Love Is Present

“Your Body Is Here But”….

Are you old enough to remember the song that goes, “Your body’s here with me but your mind is on the other side of town, messing me around”?
It was debuted by The O’Jay’s 1982.

The crazy thing about that song is that it’s timeless. Meaning, it’s just as relevant today as it was thirty-two years ago. As we often say “Same problem, different day.”

I think about how many relationships are suffering and have become so malnourished simply because people just aren’t present in the relationship anymore. Whether it’s due to unfaithfulness or “entanglements,” or just our everyday distractions, like smartphones and social media, etc. We find so many things that divert our attention away from what really matters, which are our relationships.

We say all the time that communication is the key to a successful relationship, and it’s true. You can’t have a relationship without communication. But listen, if you aren’t present, how can you have effective communication? You can’t!

I can really speak to this because it’s something I used to struggle with. I remember in the early years of my marriage, I was young, energetic, and seemed as though I had the whole world in the palm of my hands. I had been married almost a year to my beautiful wife, who at the time was carrying our first child. I felt as though I had everything I needed but failed to realize that it took work to maintain what I had. I, like so many people in a relationship, had begun to take our marriage for granted and slowly found us drifting apart. Though I was physically present in the house, my mind was everywhere else except with her. Due to my ignorance and lack of attention, I couldn’t see that my wife was lonely, emotionally hurting, and desperately needing my attention. Inevitably, our marriage became one-sided and my pregnant wife suffered immensely.

Of course, things eventually improved. I matured as a husband and began to meet my wife’s needs and marriage became fulfilling for both of us, and yes, throughout the years, we had different challenges but we were able to overcome them all by learning to love each other.

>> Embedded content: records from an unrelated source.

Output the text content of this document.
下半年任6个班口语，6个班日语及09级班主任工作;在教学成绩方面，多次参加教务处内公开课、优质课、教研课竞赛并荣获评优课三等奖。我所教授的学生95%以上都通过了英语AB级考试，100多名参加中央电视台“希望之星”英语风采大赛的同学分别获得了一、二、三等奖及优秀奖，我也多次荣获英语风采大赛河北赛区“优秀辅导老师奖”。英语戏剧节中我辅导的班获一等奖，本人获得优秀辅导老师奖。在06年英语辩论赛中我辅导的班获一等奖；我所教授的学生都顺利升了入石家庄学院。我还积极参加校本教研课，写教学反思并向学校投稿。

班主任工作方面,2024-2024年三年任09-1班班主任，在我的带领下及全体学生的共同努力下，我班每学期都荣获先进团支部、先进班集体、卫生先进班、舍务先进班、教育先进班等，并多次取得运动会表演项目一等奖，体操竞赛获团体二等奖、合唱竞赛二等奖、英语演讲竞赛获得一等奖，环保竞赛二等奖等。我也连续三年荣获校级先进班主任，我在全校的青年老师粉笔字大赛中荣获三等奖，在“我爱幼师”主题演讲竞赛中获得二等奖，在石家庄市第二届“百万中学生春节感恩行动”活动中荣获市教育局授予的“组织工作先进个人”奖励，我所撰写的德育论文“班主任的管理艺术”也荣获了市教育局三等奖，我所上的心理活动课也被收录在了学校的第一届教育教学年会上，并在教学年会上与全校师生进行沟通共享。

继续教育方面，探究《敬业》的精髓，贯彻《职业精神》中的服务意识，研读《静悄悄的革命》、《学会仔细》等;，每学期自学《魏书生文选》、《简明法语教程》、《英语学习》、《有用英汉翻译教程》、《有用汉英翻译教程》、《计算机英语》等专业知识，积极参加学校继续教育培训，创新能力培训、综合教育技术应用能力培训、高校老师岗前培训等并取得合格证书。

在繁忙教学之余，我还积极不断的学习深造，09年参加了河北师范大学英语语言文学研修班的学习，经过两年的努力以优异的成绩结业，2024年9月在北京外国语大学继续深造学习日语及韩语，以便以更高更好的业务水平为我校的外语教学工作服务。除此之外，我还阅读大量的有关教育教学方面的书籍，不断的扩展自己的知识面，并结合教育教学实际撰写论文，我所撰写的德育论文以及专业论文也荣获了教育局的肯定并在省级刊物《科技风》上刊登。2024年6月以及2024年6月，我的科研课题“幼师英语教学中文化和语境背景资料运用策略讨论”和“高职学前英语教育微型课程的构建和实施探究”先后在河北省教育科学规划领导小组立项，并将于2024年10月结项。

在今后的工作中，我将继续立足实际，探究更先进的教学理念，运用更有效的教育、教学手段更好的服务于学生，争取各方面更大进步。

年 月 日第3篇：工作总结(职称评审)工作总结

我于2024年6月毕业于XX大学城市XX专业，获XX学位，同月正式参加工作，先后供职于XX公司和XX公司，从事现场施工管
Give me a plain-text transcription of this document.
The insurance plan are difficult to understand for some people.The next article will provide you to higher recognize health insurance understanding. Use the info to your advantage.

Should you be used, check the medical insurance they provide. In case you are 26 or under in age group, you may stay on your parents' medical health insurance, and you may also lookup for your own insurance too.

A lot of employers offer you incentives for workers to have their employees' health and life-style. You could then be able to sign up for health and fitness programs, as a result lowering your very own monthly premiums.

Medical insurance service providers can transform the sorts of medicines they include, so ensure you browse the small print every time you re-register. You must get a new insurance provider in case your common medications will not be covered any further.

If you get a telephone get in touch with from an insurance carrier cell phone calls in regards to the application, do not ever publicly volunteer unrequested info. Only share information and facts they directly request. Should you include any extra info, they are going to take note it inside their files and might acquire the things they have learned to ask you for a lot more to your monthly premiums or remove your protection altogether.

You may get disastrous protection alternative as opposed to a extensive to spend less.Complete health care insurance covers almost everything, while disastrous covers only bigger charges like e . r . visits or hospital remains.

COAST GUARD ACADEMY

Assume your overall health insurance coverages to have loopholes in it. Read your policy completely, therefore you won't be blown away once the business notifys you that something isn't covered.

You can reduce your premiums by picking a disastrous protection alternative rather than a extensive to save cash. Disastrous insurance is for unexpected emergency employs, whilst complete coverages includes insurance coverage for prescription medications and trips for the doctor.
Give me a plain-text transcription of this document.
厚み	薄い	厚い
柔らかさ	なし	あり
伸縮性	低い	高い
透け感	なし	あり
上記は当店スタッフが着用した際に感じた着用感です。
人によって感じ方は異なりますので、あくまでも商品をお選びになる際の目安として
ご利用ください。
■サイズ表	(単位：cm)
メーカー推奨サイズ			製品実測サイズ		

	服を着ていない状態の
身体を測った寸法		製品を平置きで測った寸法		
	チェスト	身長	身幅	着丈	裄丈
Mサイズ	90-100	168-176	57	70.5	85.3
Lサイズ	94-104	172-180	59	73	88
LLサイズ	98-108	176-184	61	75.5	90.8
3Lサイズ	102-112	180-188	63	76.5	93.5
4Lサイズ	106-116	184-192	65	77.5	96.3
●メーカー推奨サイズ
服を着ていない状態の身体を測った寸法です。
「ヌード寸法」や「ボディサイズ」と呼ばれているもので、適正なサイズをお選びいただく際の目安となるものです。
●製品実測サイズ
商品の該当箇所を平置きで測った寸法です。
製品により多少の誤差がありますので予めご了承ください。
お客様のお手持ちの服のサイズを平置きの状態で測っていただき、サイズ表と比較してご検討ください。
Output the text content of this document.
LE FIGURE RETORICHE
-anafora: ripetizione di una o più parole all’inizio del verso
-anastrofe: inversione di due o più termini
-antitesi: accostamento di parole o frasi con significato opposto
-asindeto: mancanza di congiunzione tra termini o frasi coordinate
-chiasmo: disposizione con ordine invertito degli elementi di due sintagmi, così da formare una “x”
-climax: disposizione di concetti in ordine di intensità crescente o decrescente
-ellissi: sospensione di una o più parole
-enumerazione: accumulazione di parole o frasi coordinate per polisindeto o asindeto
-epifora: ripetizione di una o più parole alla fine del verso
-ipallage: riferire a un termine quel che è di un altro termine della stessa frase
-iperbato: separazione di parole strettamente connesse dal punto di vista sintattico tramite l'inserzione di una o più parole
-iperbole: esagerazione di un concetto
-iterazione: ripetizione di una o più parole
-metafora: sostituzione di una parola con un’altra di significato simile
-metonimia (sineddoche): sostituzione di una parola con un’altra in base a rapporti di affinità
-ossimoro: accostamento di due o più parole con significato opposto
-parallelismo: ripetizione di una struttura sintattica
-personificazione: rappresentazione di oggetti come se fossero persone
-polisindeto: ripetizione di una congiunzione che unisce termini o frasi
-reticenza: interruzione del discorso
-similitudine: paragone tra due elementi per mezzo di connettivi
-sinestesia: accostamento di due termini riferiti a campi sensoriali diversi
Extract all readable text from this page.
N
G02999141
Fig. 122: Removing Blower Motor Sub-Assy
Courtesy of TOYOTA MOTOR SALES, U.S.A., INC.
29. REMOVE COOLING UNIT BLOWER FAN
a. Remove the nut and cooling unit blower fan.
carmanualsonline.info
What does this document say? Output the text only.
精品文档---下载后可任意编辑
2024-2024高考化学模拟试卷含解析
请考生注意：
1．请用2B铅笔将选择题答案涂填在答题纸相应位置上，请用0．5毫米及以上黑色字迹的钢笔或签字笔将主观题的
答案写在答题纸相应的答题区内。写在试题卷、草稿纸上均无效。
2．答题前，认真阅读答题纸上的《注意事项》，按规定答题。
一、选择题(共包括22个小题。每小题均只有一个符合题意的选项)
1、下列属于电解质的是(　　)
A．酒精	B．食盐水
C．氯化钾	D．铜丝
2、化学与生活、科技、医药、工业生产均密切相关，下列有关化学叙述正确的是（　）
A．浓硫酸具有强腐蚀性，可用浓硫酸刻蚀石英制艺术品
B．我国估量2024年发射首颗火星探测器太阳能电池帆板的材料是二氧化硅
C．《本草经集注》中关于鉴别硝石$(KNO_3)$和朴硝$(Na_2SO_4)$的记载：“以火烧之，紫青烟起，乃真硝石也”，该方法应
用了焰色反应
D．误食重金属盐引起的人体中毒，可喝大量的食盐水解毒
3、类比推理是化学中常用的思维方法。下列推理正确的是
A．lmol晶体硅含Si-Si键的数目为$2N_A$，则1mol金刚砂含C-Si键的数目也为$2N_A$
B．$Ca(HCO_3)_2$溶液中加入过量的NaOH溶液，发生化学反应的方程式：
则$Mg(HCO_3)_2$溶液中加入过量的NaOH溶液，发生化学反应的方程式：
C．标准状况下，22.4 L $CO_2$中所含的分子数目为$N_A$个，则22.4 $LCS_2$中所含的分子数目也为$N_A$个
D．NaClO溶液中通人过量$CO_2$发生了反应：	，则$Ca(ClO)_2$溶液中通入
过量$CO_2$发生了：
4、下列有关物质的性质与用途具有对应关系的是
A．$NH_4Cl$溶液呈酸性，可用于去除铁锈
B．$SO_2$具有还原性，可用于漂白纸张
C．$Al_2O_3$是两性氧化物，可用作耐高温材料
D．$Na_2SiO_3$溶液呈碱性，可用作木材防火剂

Throughout our twenty-three years of marriage, God has taught us a very important lesson, and that is, Love Is Present. We now understand that no matter what’s going on in our individual lives, we need to be present with one another. Being present is simply being engaged, and having good engagement is what makes relationships so amazing. Having someone that shows interest in you, makes you feel valued, it makes you feel wanted and needed. It gives you purpose, and where there’s purpose, there is a reason to live. I remember later on in our marriage, my wife told me that during her time without my presence, she said to God, “Just take me. I really don’t want to be here anymore.” I had no idea that due to my lack of presence or engagement in her life, that she had experienced so much pain.

So, I’ve learned that when you stop and intentionally engage in someone’s life, it makes them feel special and valued. Think about it, there’s nothing like finding yourself hurting or in fear and someone shows up and express concern for you and want to genuinely protect you and ease your pain. We’ve all been there, whether as a child or an adult. Having someone to engage our lives with love gives us a great sense of value in life and relationship. It’s something we all need, both men and women.

Something beautiful happens when two lives engage and began to display interest in one another, they end up finding what’s called “rhythm.” In order to have a successful thriving relationship with someone, you must find their rhythm. It’s like playing double-dutch rope. Most times the person that just stands there, and stares at the ropes before jumping in, is hardly ever successful. But, it’s easy to pick out the person that’s about to really kill it. They’re the ones that find themselves unconsciously rocking back and forth, looking for the rhythm of the rope, that “sweet spot.” They are the ones that see themselves inside the ropes before they’re actually in the ropes, so that when the time comes they’re able to jump in and dominate the ropes, keeping the flow.

This is why it’s so important to study your spouse if you’re married or significant other while dating. Become present and learn each other’s rhythm of love and you’ll notice yourself becoming one with each other, fulfilling each other’s needs as you move forward with purpose.

A successful relationship requires intentional presence. Take some time and think of how you can become more engaged and present with your loved one. Study their moves, learn their likes and their dislikes. Find out what makes them tick, and remember as you study them, you’re just rocking to find their rhythm. You’ll then find yourself ahead of them fulfilling their needs and wants before they express it and trust me, they’ll notice and began to fall deeper in love with the flow. It’s called “intimacy.”